Getting away from the city for awhile can be a great way to distress, especially if you spend that time getting back to nature. However, your getaway may take a wrong turn if you don't prepare a good dental care strategy in advance. While having your dentist check your teeth before your trip is a good precaution, following a few tips for proper oral care on the road is also wise.
When you're backpacking in the wilderness, the last thing you want to do is attract wild animals, so leave the minty fresh toothpaste at home. Bring along an unscented or unflavored toothpaste, instead. Storing your toothbrush in a plastic container is also advisable and an empty water bottle is an excellent choice. Finally, if you must bring your fluoride mouthwash, store it in a smaller container and secure it in a sealable plastic bag. This will help make the scent less obvious to animals.
Again, attracting animals and insects is a concern, so choose a location away from your campsite and only brush in this area. Just as you would at home, be sure to brush your teeth at least twice per day. If you didn't bring mouthwash, you should have enough bottled water for rinsing, as well as the water you brought along for drinking. Be sure to pack everything up securely, before you leave the designated tooth brushing area.
Suppose you forgot your toothbrush, or maybe it got lost, but you still want to brush your teeth. One option is to pick a dead twig and chew the bark off to expose the wood fibers, which can be used as toothbrush bristles. For something a little softer, try wrapping a clean washcloth or towel around your finger.
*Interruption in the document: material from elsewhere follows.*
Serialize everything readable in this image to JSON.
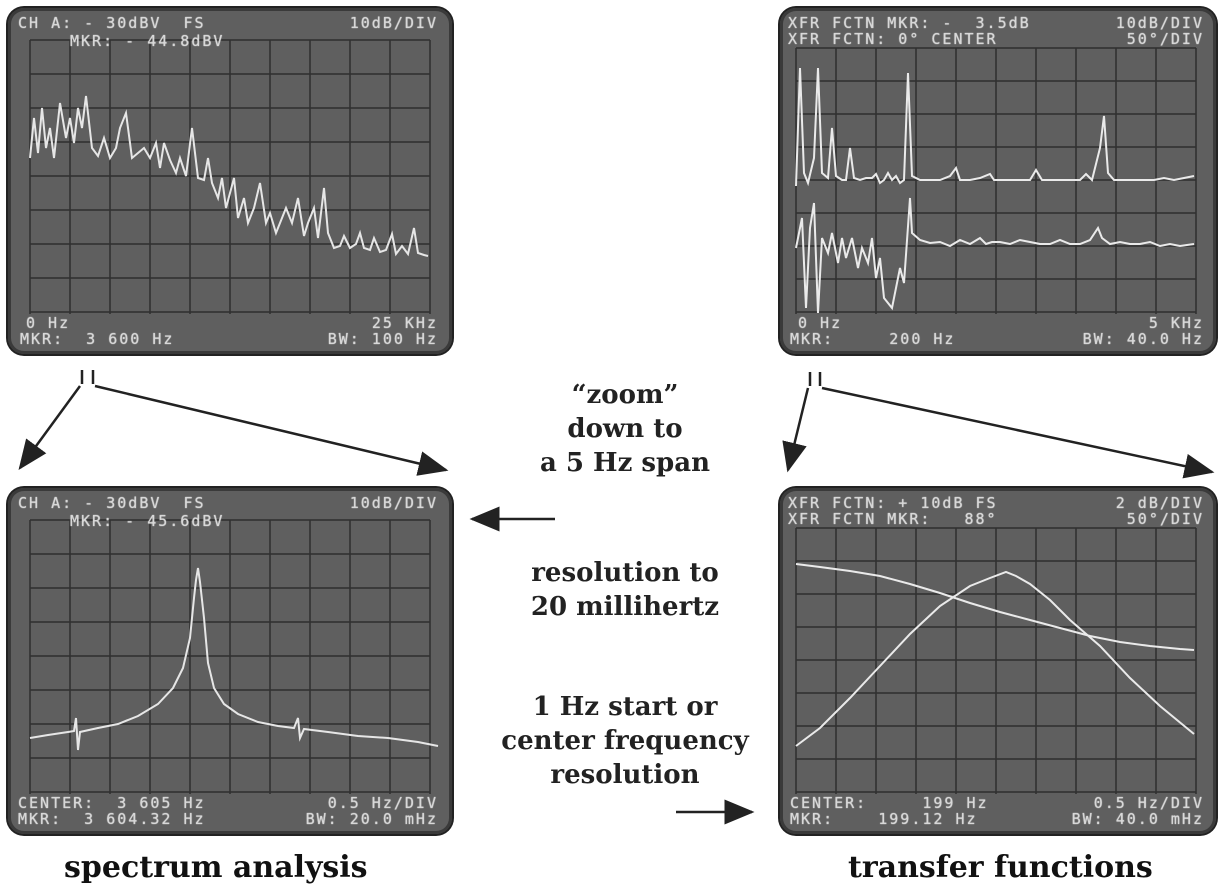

If you also forgot your toothpaste, or if you wear dentures, rinsing frequently with water will help flush bacteria and food particles out of your mouth. These are temporary fixes until you can buy replacements.
If you're out in the wilderness, you should have a first aid kit with you. Grab the aspirin from the kit and dissolve it in half a cup of warm water. Swish the water around in your mouth to dislodge any food particles and hold the water in your mouth for at least 30 seconds. See a dentist as soon as possible.
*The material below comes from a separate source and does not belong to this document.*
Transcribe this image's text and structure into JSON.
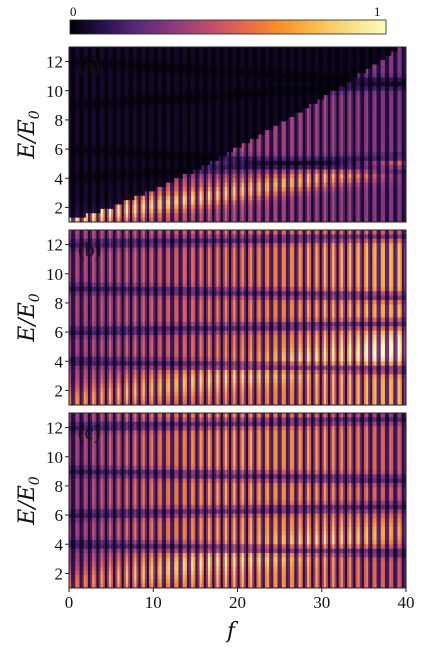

Typically, a swollen jaw is just one symptom of an abscessed tooth, so visiting a dentist is a priority. In the meantime, you can reduce the pain and swelling by holding a cold pack against the cheek. Press gently over the affected area until the swelling goes down. Alternatively, an analgesic can be taken every four hours.
You may experience broken or chipped teeth, cuts on the lips or tongue, or other types of oral health issues. Since you're in the wilderness and far from professional help, you'll have to do your best to care for these problems yourself. First, rinse your mouth with warm water to alleviate the pain and flush contaminants out of your mouth. If bleeding is present, press a clean cloth or cotton ball against the source of the bleeding until it stops. A cold compress held over the affected area will reduce swelling.
These guidelines can help you care for your teeth, while you're far from modern amenities. It may be little more cumbersome to care for your teeth in the wilderness, but making the effort will protect you from gum disease and tooth decay. Your backpacking adventure should be fun and exciting, not a dental nightmare.